While you may get through one or two days on short sleep without hurting yourself or others, it’s not a healthy habit to get into. A common misconception about sleep is that we just need it for daytime energy, and that a few strong cups of coffee in the morning can serve you just as well as a full night’s rest. That’s wrong for two reasons:
- Your coffee will wear off, as will any other short-term fix you apply. But truly restorative sleep should keep you awake and alert all through the day. People think they know their sleep deprivation limit (“Just 4 hours and I’ll be fine tomorrow”), but none of us can afford the risk of finding out when our limit’s been reached by way of an accident at work or on the road. Roughly 4% of drivers over age 18 have fallen asleep at the wheel in the past month.1
- Sleep gives us much more than just energy. It also enables your body to heal damaged cells, boost its immune system, recover from the day’s activities (e.g. that stressful meeting, hour-long workout, huge restaurant meal), and recharge your heart and cardiovascular system for tomorrow.
“Fine, but I don’t need 7+ hours of sleep.”
We say: It’s complicated.
Earlier this year, the National Sleep Foundation (NSF) released its recommendation that everyone 18 and older get 7+ hours of sleep.2 Since then, several WUTS readers have commented that “7 hours” is an unnecessarily high goal. The truth is: Not everyone needs 7 hours of sleep to maximize their next-day energy, productivity and body functions. Some adults may be just fine on 5 or 6,2 depending on the day and assuming that the sleep is uninterrupted.
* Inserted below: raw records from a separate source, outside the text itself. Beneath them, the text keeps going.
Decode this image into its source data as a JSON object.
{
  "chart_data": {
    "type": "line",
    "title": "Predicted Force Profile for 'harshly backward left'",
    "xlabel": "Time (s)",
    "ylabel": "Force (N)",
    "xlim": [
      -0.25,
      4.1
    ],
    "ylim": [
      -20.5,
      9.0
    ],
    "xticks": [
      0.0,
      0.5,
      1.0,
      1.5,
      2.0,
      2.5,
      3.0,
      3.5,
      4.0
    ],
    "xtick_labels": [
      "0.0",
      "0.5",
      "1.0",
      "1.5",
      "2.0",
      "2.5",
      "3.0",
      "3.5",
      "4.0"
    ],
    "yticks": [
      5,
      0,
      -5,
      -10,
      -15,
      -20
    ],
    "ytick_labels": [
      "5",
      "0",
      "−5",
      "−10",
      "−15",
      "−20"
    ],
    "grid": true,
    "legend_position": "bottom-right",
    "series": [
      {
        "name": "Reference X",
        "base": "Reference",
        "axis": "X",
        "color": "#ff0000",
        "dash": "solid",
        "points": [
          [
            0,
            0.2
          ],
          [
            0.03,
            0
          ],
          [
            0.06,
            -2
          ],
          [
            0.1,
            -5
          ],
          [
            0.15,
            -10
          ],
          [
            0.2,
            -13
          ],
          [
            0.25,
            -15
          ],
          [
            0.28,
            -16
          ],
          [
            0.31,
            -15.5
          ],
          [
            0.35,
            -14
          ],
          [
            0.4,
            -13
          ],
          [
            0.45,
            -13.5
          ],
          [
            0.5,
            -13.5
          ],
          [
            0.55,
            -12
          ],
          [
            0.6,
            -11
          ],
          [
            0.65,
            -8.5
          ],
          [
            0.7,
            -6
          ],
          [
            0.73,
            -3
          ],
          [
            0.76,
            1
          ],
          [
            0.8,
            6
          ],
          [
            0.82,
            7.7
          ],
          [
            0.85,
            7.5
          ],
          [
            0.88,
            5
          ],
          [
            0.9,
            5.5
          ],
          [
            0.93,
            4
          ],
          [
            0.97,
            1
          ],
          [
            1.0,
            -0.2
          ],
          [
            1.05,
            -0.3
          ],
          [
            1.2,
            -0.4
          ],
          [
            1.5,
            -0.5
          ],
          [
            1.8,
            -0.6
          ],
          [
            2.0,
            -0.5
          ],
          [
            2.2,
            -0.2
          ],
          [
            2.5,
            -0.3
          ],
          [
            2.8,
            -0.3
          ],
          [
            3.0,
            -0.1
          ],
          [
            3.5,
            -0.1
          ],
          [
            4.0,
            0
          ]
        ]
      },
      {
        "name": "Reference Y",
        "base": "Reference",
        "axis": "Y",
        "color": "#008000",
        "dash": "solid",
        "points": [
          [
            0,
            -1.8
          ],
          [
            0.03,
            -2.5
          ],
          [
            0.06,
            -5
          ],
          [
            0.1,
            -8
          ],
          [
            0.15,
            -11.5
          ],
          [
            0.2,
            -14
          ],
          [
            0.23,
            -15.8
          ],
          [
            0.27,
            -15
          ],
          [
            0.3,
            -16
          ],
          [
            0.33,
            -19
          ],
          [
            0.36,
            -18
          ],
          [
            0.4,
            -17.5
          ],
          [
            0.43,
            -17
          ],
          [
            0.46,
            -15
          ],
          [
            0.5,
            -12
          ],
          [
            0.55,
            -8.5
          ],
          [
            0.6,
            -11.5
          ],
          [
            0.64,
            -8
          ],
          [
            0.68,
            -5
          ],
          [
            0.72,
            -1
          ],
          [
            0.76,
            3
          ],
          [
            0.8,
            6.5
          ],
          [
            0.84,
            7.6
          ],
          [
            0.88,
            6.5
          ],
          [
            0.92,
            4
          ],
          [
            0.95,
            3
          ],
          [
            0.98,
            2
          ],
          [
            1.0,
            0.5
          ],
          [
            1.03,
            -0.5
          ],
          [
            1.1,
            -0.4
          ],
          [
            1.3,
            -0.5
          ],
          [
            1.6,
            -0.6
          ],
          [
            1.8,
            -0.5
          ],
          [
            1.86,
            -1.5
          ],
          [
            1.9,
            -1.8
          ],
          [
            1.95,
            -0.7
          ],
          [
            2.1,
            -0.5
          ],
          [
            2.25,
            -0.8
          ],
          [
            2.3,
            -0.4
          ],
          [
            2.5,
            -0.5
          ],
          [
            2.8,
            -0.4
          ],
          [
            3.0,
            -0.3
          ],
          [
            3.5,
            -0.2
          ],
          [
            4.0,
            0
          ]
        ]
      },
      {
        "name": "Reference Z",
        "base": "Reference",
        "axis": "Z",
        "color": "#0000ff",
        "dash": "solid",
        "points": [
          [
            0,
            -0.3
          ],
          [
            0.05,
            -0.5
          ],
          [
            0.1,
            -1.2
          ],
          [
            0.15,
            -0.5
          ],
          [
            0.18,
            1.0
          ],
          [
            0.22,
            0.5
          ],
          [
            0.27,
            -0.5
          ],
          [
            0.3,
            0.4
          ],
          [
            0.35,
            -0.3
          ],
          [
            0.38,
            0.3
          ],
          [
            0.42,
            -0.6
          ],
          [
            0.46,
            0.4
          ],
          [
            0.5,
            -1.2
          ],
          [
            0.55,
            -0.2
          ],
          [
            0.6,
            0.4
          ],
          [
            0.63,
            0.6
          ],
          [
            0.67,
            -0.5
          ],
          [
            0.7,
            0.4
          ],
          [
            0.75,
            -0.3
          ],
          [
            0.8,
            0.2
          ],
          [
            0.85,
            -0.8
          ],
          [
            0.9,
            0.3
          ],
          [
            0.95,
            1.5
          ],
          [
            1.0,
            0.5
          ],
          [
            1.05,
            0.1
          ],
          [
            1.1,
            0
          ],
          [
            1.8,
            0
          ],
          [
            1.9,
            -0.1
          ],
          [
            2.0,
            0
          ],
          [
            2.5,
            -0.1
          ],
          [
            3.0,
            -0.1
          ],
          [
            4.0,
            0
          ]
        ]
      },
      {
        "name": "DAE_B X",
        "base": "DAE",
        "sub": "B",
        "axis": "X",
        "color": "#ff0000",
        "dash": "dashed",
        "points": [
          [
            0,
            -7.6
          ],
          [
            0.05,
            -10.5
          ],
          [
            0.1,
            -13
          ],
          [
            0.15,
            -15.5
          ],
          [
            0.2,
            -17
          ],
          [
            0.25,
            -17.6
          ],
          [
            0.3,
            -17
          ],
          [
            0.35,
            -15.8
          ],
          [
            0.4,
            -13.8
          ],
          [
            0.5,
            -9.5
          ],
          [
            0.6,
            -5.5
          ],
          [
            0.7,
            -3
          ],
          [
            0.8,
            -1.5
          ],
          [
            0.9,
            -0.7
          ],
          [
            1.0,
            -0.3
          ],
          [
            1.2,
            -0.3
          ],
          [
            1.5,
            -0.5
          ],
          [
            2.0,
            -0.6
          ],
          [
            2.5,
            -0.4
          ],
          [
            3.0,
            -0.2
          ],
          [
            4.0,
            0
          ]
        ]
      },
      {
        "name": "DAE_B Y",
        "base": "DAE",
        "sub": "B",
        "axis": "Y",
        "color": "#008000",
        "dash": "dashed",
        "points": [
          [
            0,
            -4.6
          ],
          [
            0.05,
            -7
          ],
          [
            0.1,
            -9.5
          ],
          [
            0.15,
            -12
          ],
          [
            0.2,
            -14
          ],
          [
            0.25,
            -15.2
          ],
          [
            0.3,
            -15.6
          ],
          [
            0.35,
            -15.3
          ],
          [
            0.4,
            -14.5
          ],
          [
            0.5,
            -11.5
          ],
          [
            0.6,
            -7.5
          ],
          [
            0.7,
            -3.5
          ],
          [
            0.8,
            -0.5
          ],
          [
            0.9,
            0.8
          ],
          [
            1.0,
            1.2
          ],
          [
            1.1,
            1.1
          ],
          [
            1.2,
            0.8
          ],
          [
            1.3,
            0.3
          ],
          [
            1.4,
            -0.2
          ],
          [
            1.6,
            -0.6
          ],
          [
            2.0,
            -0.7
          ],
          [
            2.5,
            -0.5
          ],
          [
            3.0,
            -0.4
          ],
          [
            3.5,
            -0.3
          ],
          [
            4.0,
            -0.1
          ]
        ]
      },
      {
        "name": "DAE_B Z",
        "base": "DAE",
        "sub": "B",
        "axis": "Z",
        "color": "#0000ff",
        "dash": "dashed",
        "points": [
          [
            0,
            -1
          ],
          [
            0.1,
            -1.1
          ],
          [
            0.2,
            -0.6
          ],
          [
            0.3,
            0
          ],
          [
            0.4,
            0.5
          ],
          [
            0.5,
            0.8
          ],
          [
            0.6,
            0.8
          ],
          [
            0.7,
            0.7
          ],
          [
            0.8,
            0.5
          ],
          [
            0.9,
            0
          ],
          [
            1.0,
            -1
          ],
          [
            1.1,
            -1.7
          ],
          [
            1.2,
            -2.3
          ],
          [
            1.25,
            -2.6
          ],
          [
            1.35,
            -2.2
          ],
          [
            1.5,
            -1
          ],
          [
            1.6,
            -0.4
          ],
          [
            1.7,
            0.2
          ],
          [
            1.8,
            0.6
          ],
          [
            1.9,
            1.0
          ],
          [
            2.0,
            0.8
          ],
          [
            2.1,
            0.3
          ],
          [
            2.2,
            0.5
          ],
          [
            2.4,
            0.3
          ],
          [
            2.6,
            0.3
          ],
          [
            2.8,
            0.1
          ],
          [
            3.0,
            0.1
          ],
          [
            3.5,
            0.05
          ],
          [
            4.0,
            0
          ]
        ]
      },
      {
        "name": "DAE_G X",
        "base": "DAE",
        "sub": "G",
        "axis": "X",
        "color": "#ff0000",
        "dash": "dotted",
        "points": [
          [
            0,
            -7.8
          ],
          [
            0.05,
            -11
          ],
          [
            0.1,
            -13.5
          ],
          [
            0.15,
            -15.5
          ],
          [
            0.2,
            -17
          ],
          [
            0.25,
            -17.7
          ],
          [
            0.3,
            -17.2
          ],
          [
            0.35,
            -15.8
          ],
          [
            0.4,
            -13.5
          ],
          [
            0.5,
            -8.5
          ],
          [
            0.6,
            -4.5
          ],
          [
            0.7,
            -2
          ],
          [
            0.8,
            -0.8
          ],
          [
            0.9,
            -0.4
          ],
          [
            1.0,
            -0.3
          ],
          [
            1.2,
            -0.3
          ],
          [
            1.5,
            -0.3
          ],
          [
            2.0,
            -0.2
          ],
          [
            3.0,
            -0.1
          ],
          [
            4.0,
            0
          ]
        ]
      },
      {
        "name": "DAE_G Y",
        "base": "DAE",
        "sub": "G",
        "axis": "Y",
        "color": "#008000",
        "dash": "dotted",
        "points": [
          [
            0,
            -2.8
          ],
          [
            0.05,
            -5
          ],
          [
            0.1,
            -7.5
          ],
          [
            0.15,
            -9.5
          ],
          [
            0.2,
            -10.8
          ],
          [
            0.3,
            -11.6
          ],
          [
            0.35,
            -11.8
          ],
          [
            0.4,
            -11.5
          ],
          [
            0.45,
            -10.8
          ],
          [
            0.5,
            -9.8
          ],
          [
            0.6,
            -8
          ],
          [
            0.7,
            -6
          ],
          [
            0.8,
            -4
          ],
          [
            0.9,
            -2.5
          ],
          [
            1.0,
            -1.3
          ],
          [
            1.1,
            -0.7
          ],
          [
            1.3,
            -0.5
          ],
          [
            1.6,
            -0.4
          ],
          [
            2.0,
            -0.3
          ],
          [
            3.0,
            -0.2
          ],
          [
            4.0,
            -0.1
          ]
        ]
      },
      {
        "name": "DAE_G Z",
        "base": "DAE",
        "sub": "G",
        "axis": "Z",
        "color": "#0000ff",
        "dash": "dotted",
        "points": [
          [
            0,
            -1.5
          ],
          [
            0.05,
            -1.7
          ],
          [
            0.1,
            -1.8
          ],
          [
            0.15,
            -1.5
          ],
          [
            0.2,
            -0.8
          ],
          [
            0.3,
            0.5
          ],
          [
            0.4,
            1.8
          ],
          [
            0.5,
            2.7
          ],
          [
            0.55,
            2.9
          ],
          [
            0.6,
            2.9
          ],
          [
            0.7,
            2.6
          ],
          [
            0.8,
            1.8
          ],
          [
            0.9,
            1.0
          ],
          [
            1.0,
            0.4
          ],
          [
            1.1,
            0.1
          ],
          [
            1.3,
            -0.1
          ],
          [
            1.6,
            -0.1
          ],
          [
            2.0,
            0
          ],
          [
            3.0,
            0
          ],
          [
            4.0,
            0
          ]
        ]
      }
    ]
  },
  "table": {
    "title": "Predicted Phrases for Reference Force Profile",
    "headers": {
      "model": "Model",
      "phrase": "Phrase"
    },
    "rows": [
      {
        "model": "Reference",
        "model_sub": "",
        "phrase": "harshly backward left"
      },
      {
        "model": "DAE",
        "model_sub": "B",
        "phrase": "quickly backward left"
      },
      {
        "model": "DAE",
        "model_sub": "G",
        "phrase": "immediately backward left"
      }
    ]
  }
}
But we still recommend getting 7–8 hours and seeing if you feel and operate better on that much sleep before determining that you’re one of those people who requires less.
As with all things medical, the truth about how much sleep we need is slightly different for all of us. We suggest aiming for the hours of sleep NSF recommends (see the full infographic). If you can feel and perform just as well on slightly less sleep, then edit your total sleep goals according to what’s realistic for you.
And as always, if you think you’re getting the sleep hours you need and you still feel tired during the day, talk to your doctor about your symptoms, as well as your risk of having a sleep disorder.
This blog post contains general information about medical conditions and potential treatments. It is not medical advice. If you have any medical questions, please consult your doctor.